This also works in the Finder:

So, how is this useful? Well, say you’re really deep in the hierarchy of a website and the designer of the website hasn’t provided a link back to the homepage. Rather than clicking the back button a bunch of times, you can just command+click the title bar and scroll down to the root, which is a lot faster.

You probably won’t need to use this that often, but it’s still a neat trick to learn, and, as far as I know, this only works in Safari and Finder. If you know of any other applications where this works, tell us in the comments.

8 Responses to “Quick Tip: Command+Click a Title Bar to Show Root Directory”

  1. Charles E

    Ooh, that’s a really good tip. I knew about the similar function in the Finder but it never occurred to me to try it elsewhere where it might function analogously. That’s the brilliance of the Mac, these sorts of hidden gems are scattered around, you just have to look close and pick them up.

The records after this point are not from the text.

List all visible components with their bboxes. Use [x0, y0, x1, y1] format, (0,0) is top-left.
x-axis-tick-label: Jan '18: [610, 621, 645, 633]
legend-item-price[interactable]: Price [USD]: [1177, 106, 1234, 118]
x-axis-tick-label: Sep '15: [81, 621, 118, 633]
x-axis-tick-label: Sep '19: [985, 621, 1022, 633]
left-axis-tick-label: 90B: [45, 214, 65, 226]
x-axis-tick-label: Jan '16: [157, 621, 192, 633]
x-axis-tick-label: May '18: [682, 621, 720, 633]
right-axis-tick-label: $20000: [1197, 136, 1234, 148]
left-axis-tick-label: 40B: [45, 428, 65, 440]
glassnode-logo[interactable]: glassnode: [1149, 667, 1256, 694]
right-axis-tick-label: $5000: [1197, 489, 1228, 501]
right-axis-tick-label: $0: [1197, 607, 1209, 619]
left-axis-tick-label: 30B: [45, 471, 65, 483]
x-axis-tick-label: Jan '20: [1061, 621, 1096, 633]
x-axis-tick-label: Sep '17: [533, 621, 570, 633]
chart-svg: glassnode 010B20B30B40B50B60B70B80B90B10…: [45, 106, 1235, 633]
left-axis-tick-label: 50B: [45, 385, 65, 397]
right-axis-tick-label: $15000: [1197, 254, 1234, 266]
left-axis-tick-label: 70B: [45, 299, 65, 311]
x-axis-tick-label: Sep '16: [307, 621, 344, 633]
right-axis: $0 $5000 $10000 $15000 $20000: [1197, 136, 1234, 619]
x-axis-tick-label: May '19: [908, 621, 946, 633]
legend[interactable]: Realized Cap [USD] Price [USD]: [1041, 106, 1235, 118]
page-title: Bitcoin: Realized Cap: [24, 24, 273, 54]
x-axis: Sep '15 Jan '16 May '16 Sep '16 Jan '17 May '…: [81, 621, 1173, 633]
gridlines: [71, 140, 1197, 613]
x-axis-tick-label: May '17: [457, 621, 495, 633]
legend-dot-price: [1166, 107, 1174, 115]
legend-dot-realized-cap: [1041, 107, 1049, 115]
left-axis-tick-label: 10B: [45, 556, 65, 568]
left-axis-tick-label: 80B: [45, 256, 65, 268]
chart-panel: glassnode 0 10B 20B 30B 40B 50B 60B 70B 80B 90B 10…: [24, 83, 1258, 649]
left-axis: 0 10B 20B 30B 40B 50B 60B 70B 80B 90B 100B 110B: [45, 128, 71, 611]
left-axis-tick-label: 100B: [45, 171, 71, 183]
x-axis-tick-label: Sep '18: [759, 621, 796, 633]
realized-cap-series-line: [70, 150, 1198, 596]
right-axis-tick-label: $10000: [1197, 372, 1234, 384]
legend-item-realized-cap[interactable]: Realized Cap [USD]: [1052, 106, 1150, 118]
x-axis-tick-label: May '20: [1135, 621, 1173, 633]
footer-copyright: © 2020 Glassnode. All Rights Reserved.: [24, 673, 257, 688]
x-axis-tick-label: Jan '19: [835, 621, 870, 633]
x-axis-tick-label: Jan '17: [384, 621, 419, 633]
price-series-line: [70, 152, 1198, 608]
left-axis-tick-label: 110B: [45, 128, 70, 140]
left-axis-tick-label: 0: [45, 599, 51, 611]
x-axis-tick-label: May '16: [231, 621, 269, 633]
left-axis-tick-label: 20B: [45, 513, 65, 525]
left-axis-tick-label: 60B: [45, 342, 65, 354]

    I used to use this function in the Finder without thinking about it when I worked on other peoples’ Macs, invariably they’d say, “woah, waitaminute, what the hell did you just do there?!?” I’d explain the function and they were blown away.

  2. This works in most document-based applications – try it in BBEdit, OmniOutliner, many web browsers, for example.

    Mrgann: thanks for the link through to my Tip about the Proxy Icon. The Proxy Icon is particularly handy for eg opening an HTML file you’re working on in a text editor into a web browser. Drag the Proxy Icon from the saved text document into a web browser window.